En réaction, nous repoussons la mort à la limite de notre conscience et nous accueillons de mauvaise grâce ce qui peut nous rappeler son existence. Il est intéressant de constater les efforts déployés pour éliminer les manifestations publiques du deuil. Nos aïeux portaient le deuil pendant un an et les femmes gardaient leur voile baissé jusqu’après la fin des funérailles. Les gens épargnaient pendant toute leur vie pour s’offrir des obsèques aussi somptueuses que possible et certains, pour gagner leur vie, marchaient en larmes et avec un visage de circonstance dans les cortèges funéraires de personnes inconnues. De nos jours, on remarque moins qu’auparavant les files d’automobiles roulant tous phares allumés vers un cimetière, peut-être parce que toutes les voitures gardent leurs phares toujours allumés. Bien des gens, y compris les chrétiens, cachent leur douleur et leur deuil, des sentiments qu’ils ne partagent qu’avec la famille et les amis proches. Cette réserve rend-elle la mort plus facile à supporter ? L’on peut en douter. Les rites funéraires peuvent sembler ridicules mais leur universalité, à travers l’histoire et partout dans le monde, suggère qu’ils peuvent nous aider grandement à faire face à la réalité inexorable de la mort.

*

Non, changer les attitudes négatives ne sera pas facile. L’élément le plus efficace pour le faire sera peut-être, tout simplement, le grand nombre de personnes âgées pour lesquelles ce stade de la vie sera vraiment le meilleur.

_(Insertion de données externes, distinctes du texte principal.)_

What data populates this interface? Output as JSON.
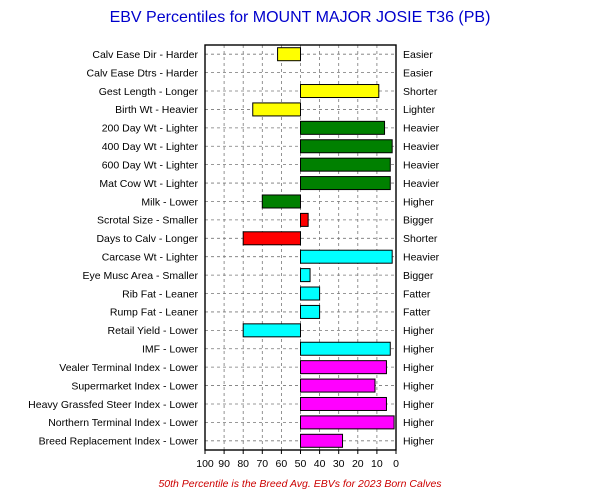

Pour les membres de plus en plus nombreux de ce groupe qui jouissent d’une assez bonne santé et d’une sécurité financière raisonnable, l’âge peut apporter des souffrances physiques et émotionnelles, mais aussi l’inestimable possibilité de réfléchir, de se souvenir et de comprendre, les insécurités de la jeunesse et les préoccupations de l’âge moyen étant choses du passé.

Ce stade de l’existence est celui qui permet de faire ce que la nécessité de gagner sa vie rendait impossible, de s’adonner à des loisirs tranquilles qui, au fil des siècles, avaient généralement été réservés à quelques privilégiés. Ceux ou celles qui ont la chance d’avoir des petits-enfants peuvent jouir des relations humaines qui sont peut-être les plus enrichissantes pour les uns et les autres, sans ressentir le stress qu’entraîne la responsabilité d’être parents. Pour beaucoup aussi, c’est l’occasion de rendre quelque chose à la société : le bénévolat est beaucoup plus répandu parmi les personnes âgées qu’en moyenne dans la population. La possibilité offerte à un nombre croissant de personnes âgées d’accéder à ce genre d’existence à la retraite est sans aucun doute l’une des réussites les plus grandes et les moins appréciées des démocraties développées. Bien sûr, nous sommes encore loin de la perfection. Trop de personnes âgées vivent toujours dans la pauvreté, manquent de soins pourtant nécessaires et coulent leurs derniers jours dans la solitude. L’avenir dira si nous pourrons maintenir le niveau de succès déjà atteint, malgré l’augmentation du nombre de personnes âgées. Quoi qu’il en soit, les progrès accomplis sont largement suffisants pour nous aider à percevoir l’existence comme un tout, dont chaque étape comporte des dangers, des difficultés et des avantages particuliers, et dont l’issue finale est le couronnement.